Open Competition 3 - Biotechnology
Debugging Protein Glycosylation for Biotherapeutics
Genetically transform caterpillars to produce therapeutic protein drugs 100 times faster than any current technology, decreasing drug development costs and increasing affordable drug production capacity.
Sponsor: Chesapeake PERL, Inc.387 Technology Drive
College Park, MD 20742
Advances in the development of protein drugs for treating conditions such as hemophilia and various autoimmune diseases have outpaced the development of inexpensive, fast methods of manufacturing these human recombinant glycoprotein drugs. To help solve this problem, Chesapeake PERL, Inc. (C-PERL) plans to develop technologies for innovative production of transgenic caterpillars, called "transpillars." Transpillars will be genetically engineered to produce recombinant human proteins with human-like sugar attachments instead of those typical of insects. Using these transpillars in the glyco protein manufacturing process will enable high-volume, cost-competitive production of a broad range of biopharmaceuticals. C-PERL plans to first genetically transform the caterpillars, then create a stable line of insects for continued mass production of the needed glycoproteins.
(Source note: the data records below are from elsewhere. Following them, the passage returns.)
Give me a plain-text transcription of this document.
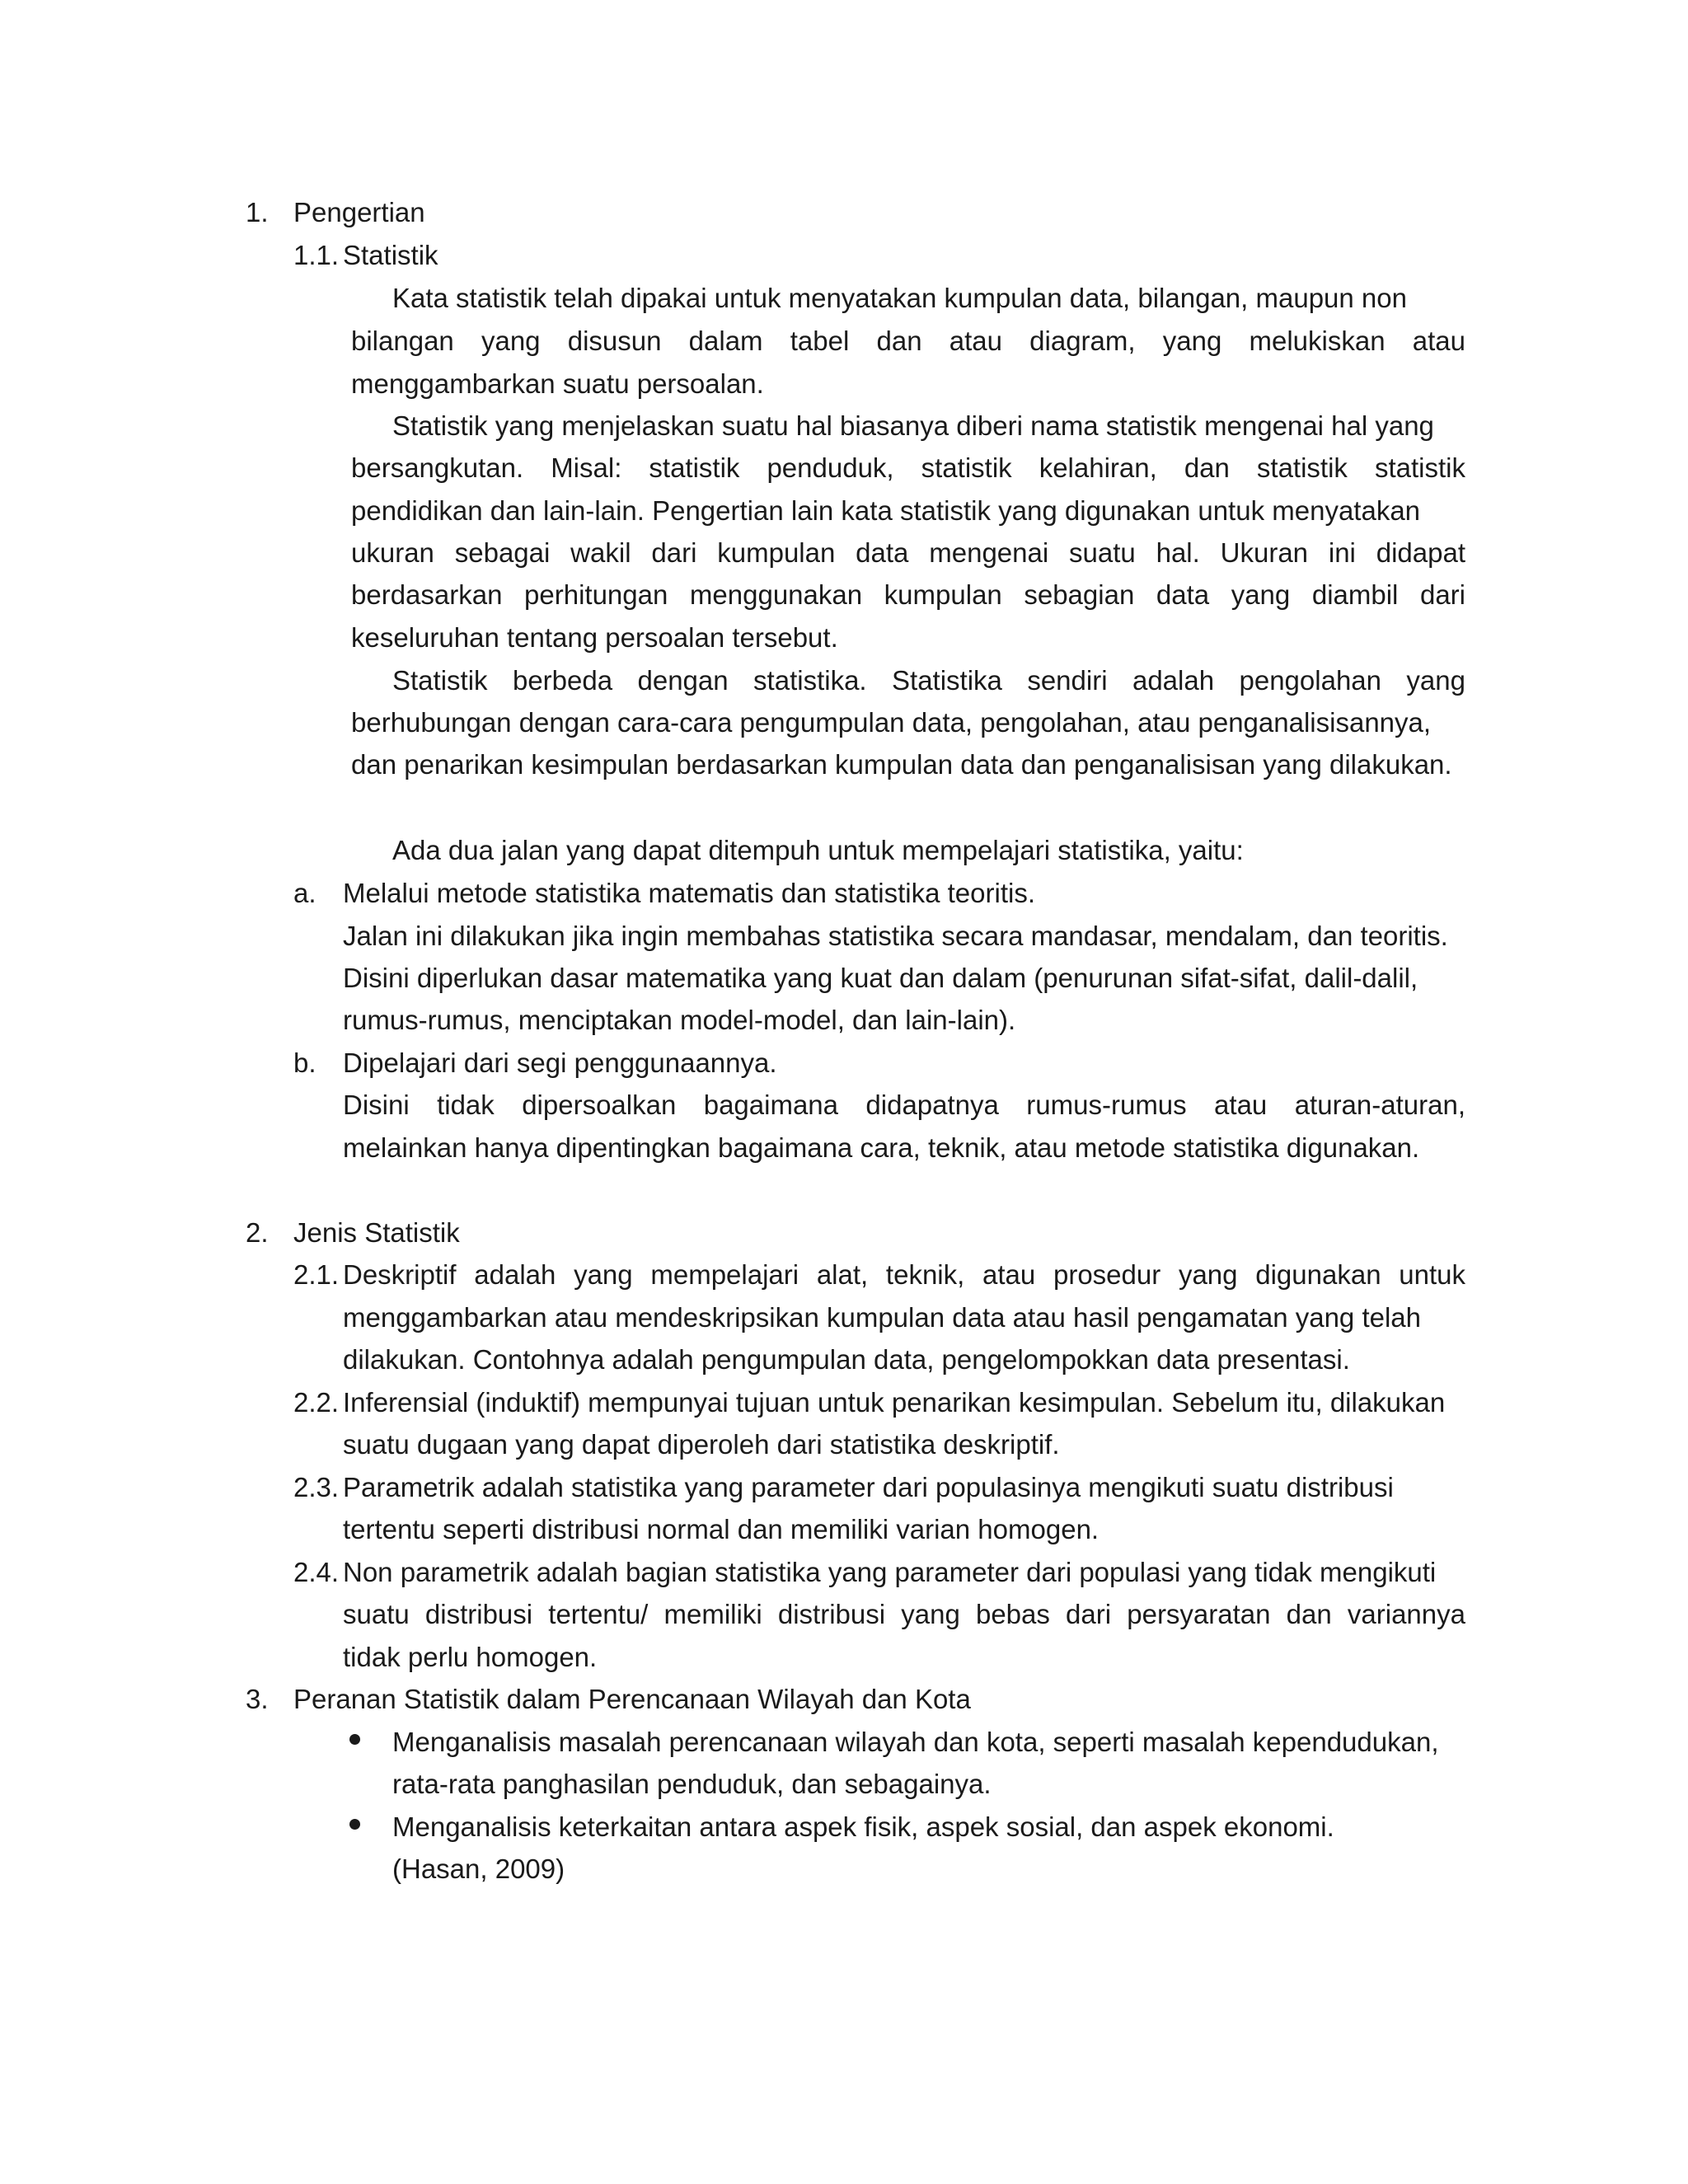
1. Pengertian
1.1. Statistik
Kata statistik telah dipakai untuk menyatakan kumpulan data, bilangan, maupun non
bilangan yang disusun dalam tabel dan atau diagram, yang melukiskan atau
menggambarkan suatu persoalan.
Statistik yang menjelaskan suatu hal biasanya diberi nama statistik mengenai hal yang
bersangkutan. Misal: statistik penduduk, statistik kelahiran, dan statistik statistik
pendidikan dan lain-lain. Pengertian lain kata statistik yang digunakan untuk menyatakan
ukuran sebagai wakil dari kumpulan data mengenai suatu hal. Ukuran ini didapat
berdasarkan perhitungan menggunakan kumpulan sebagian data yang diambil dari
keseluruhan tentang persoalan tersebut.
Statistik berbeda dengan statistika. Statistika sendiri adalah pengolahan yang
berhubungan dengan cara-cara pengumpulan data, pengolahan, atau penganalisisannya,
dan penarikan kesimpulan berdasarkan kumpulan data dan penganalisisan yang dilakukan.
Ada dua jalan yang dapat ditempuh untuk mempelajari statistika, yaitu:
a. Melalui metode statistika matematis dan statistika teoritis.
Jalan ini dilakukan jika ingin membahas statistika secara mandasar, mendalam, dan teoritis.
Disini diperlukan dasar matematika yang kuat dan dalam (penurunan sifat-sifat, dalil-dalil,
rumus-rumus, menciptakan model-model, dan lain-lain).
b. Dipelajari dari segi penggunaannya.
Disini tidak dipersoalkan bagaimana didapatnya rumus-rumus atau aturan-aturan,
melainkan hanya dipentingkan bagaimana cara, teknik, atau metode statistika digunakan.
2. Jenis Statistik
2.1. Deskriptif adalah yang mempelajari alat, teknik, atau prosedur yang digunakan untuk
menggambarkan atau mendeskripsikan kumpulan data atau hasil pengamatan yang telah
dilakukan. Contohnya adalah pengumpulan data, pengelompokkan data presentasi.
2.2. Inferensial (induktif) mempunyai tujuan untuk penarikan kesimpulan. Sebelum itu, dilakukan
suatu dugaan yang dapat diperoleh dari statistika deskriptif.
2.3. Parametrik adalah statistika yang parameter dari populasinya mengikuti suatu distribusi
tertentu seperti distribusi normal dan memiliki varian homogen.
2.4. Non parametrik adalah bagian statistika yang parameter dari populasi yang tidak mengikuti
suatu distribusi tertentu/ memiliki distribusi yang bebas dari persyaratan dan variannya
tidak perlu homogen.
3. Peranan Statistik dalam Perencanaan Wilayah dan Kota
Menganalisis masalah perencanaan wilayah dan kota, seperti masalah kependudukan,
rata-rata panghasilan penduduk, dan sebagainya.
Menganalisis keterkaitan antara aspek fisik, aspek sosial, dan aspek ekonomi.
(Hasan, 2009)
This would help lower drug development costs by $140 million per drug and shorten the time to market for new drugs, translating into lower drug prices and reduced health care costs for consumers. It could also allow the marketing of new drugs that otherwise might prove too expensive to manufacture and help make up for the current shortage of manufactured glycoproteins. This three-year project would leverage C-PERL's existing protein manufacturing process against the innovations proposed for improved manufacturing of human protein biotherapeutics. Recent technical advances have made development of this process feasible, but risks remain high. For example, C-PERL cannot guarantee that the insect lines created by this new, untested technology will survive. The company cannot fully fund this project internally and venture capital is not available because of the high-risk nature of the research and development to be done. Receipt of ATP funding could accelerate the technical development process by five years, enabling C-PERL to become a more efficient manufacturer of recombinant proteins and, subsequently, to open new markets to the technology. C-PERL's partners for this project will be the Department of Molecular Biology at the University of Wyoming and the Department of Biological Sciences at the University of Notre Dame.